In my meetings with staff and students at Sussex, I have been able to get to grips with many of their hopes, fears and challenges, and that has helped me to understand the scale of my task. The role of Pro-Vice-Chancellor for Culture, Equality and Inclusion is new at Sussex and is an important, executive one. To flesh out and establish a coherent workplan emerging from community consultation and having a critical eye requires an engagement with the University motto, Be Still and Know.
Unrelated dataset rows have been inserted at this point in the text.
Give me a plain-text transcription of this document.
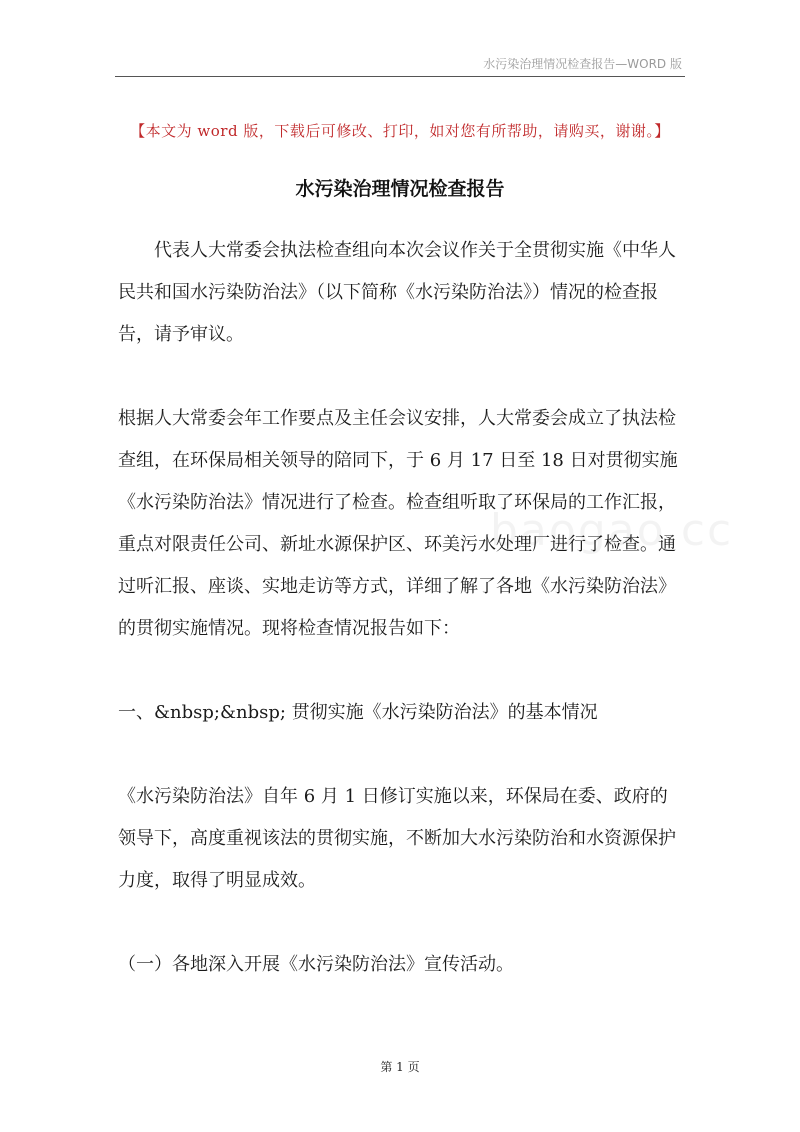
水污染治理情况检查报告—WORD 版
【本文为 word 版，下载后可修改、打印，如对您有所帮助，请购买，谢谢。】
水污染治理情况检查报告

代表人大常委会执法检查组向本次会议作关于全贯彻实施《中华人民共和国水污染防治法》（以下简称《水污染防治法》）情况的检查报告，请予审议。

根据人大常委会年工作要点及主任会议安排，人大常委会成立了执法检查组，在环保局相关领导的陪同下，于 6 月 17 日至 18 日对贯彻实施《水污染防治法》情况进行了检查。检查组听取了环保局的工作汇报，重点对限责任公司、新址水源保护区、环美污水处理厂进行了检查。通过听汇报、座谈、实地走访等方式，详细了解了各地《水污染防治法》的贯彻实施情况。现将检查情况报告如下：

一、&nbsp;&nbsp; 贯彻实施《水污染防治法》的基本情况

《水污染防治法》自年 6 月 1 日修订实施以来，环保局在委、政府的领导下，高度重视该法的贯彻实施，不断加大水污染防治和水资源保护力度，取得了明显成效。

（一）各地深入开展《水污染防治法》宣传活动。

第 1 页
I will take with me a fondness for a beautiful campus, the thoughtfulness of colleagues and memories of one of the most novel universities I have ever experienced! I will take away my wins, draws and losses, while hopeful that my successor, David Ruebain, will notch more into the ‘win’ column as the years go by. My time at Sussex has shown me how equalities work necessitates the continued support of all staff, and that there may initially be inconsistencies in what people believe and how they behave regarding some issues and concerns.
My main challenge was scoping out a work programme for the PVC Culture, Equality and Inclusion.This needed to shift from being an aspiration to a reality where we tackle the structural, policy and implementation challenges of culture, equality and inclusion at Sussex. Further, the community’s consternation with racial justice was writ large in an open letter with more than 1000 signatories. This required a response and, crucially, ongoing work and maintenance. In parallel with this were issues of trans and non-binary inclusion, freedom of expression, and the spirit of Sussex, which have forced us all to better consider the importance of Be Still and Know as we work toward a progressively inclusive and intellectually challenging place of higher learning.
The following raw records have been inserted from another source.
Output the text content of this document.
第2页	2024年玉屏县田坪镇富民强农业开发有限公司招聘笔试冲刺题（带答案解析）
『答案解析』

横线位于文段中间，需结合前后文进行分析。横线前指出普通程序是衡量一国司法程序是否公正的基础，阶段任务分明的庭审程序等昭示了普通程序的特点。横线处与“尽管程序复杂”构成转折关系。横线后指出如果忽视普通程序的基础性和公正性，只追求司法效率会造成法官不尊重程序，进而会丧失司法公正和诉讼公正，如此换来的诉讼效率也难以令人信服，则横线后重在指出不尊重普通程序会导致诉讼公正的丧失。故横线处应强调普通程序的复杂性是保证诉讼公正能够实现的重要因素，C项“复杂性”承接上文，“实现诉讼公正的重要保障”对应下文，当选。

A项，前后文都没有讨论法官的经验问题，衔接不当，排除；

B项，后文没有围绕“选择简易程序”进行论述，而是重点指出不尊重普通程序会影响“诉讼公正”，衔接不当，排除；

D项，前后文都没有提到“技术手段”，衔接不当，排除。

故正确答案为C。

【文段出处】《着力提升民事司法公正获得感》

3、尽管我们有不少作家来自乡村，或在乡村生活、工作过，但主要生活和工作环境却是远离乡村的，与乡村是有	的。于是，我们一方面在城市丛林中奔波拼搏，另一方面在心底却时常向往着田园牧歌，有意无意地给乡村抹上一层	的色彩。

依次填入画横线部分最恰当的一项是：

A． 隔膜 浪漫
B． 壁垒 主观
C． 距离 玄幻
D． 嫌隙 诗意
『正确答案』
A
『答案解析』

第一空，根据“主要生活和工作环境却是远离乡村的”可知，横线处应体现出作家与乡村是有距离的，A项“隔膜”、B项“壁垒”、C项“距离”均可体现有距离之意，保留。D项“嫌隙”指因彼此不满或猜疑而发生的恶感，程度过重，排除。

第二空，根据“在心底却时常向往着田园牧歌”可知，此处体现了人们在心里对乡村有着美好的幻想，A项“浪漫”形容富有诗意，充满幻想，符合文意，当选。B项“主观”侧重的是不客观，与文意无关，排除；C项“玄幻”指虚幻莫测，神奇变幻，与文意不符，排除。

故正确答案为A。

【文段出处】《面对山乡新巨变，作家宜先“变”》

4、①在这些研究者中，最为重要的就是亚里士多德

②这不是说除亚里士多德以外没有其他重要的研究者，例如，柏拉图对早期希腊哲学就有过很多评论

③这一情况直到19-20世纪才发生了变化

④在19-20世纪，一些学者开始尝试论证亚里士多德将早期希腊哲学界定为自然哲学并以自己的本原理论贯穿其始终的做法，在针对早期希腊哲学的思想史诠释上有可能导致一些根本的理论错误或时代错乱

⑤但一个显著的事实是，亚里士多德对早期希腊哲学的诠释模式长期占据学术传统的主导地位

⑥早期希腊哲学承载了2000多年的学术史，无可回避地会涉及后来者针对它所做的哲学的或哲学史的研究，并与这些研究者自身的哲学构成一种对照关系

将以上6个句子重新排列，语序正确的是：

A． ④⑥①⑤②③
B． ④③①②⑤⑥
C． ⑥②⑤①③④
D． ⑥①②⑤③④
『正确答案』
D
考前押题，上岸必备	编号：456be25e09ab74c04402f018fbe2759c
I was involved in working with colleagues to write Antiracist Sussex: A Pledge. It is a milestone statement for Sussex in that it makes explicit our institutional duty to be actively antiracist. There is no place for race neutrality in an organisation like ours. We cannot escape how we are implicated in social justice projects, where we must use our own power and eschew the prospect of being a bystander. Such pledges are statements of intent and part of a journey to accountability that challenge our University values of courage and integrity.
The structure of our equalities work is also shifting as roles and activities become more transparent, resourced and sustainable. Equality and Diversity Leads, Staff Networks, the EDI team, our charters work, and EDI in schools have had immediate attention or are part of our work to streamline, coordinate and share excellent practice. Watch this space!
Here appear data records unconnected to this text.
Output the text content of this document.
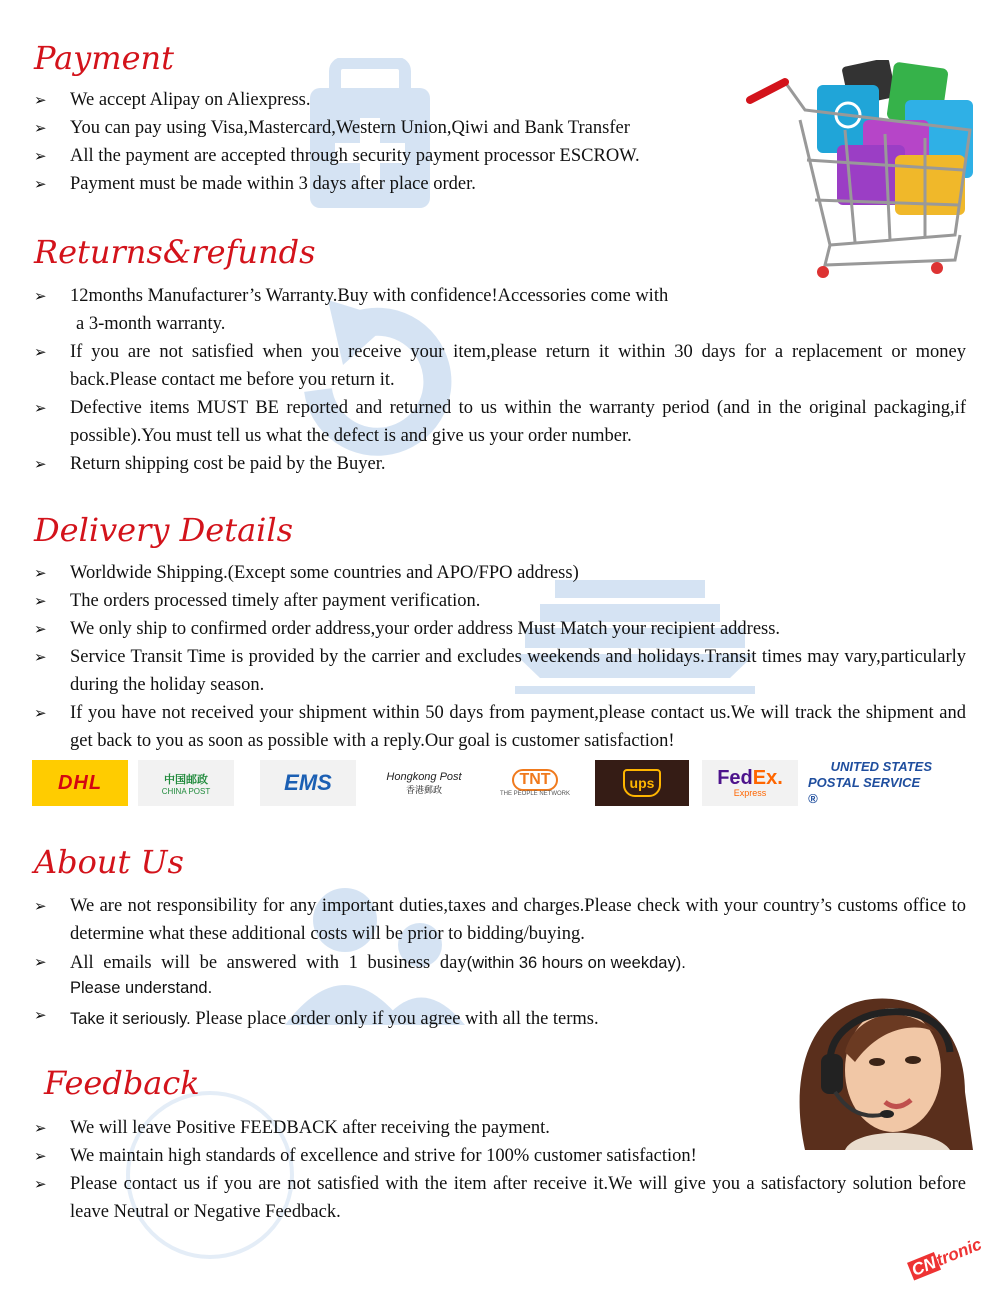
Payment
➢ We accept Alipay on Aliexpress.
➢ You can pay using Visa,Mastercard,Western Union,Qiwi and Bank Transfer
➢ All the payment are accepted through security payment processor ESCROW.
➢ Payment must be made within 3 days after place order.
Returns&refunds
➢ 12months Manufacturer’s Warranty.Buy with confidence!Accessories come with
a 3-month warranty.
➢ If you are not satisfied when you receive your item,please return it within 30 days for a replacement or money back.Please contact me before you return it.
➢ Defective items MUST BE reported and returned to us within the warranty period (and in the original packaging,if possible).You must tell us what the defect is and give us your order number.
➢ Return shipping cost be paid by the Buyer.
Delivery Details
➢ Worldwide Shipping.(Except some countries and APO/FPO address)
➢ The orders processed timely after payment verification.
➢ We only ship to confirmed order address,your order address Must Match your recipient address.
➢ Service Transit Time is provided by the carrier and excludes weekends and holidays.Transit times may vary,particularly during the holiday season.
➢ If you have not received your shipment within 50 days from payment,please contact us.We will track the shipment and get back to you as soon as possible with a reply.Our goal is customer satisfaction!
DHL	中国邮政
CHINA POST	EMS	Hongkong Post
香港郵政
TNT
THE PEOPLE NETWORK
ups	FedEx.
Express
UNITED STATES
POSTAL SERVICE ®
About Us
➢ We are not responsibility for any important duties,taxes and charges.Please check with your country’s customs office to determine what these additional costs will be prior to bidding/buying.
➢ All emails will be answered with 1 business day(within 36 hours on weekday).
Please understand.
➢ Take it seriously. Please place order only if you agree with all the terms.
Feedback
➢ We will leave Positive FEEDBACK after receiving the payment.
➢ We maintain high standards of excellence and strive for 100% customer satisfaction!
➢ Please contact us if you are not satisfied with the item after receive it.We will give you a satisfactory solution before leave Neutral or Negative Feedback.
CNtronic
I have had several milestones over my career that I am proud of. I was the first Black Professor in my faculty in Leeds in over 75 years, and being the first Interim PVC at Sussex sends a message out to the sector. I am also very proud of the work that I have been involved in at Sussex and I will continue to write and research in the areas that I hold in equal esteem regarding social justice, ethnic and racial studies and race equality.
I’m now looking forward to completing the reporting of the Sheffield Race Equality Commission, as its chair. Regarding the broad equality agenda, the bar in higher education is low and we must ensure ours is high and then moves beyond any sector standards. This we must know and cannot be still.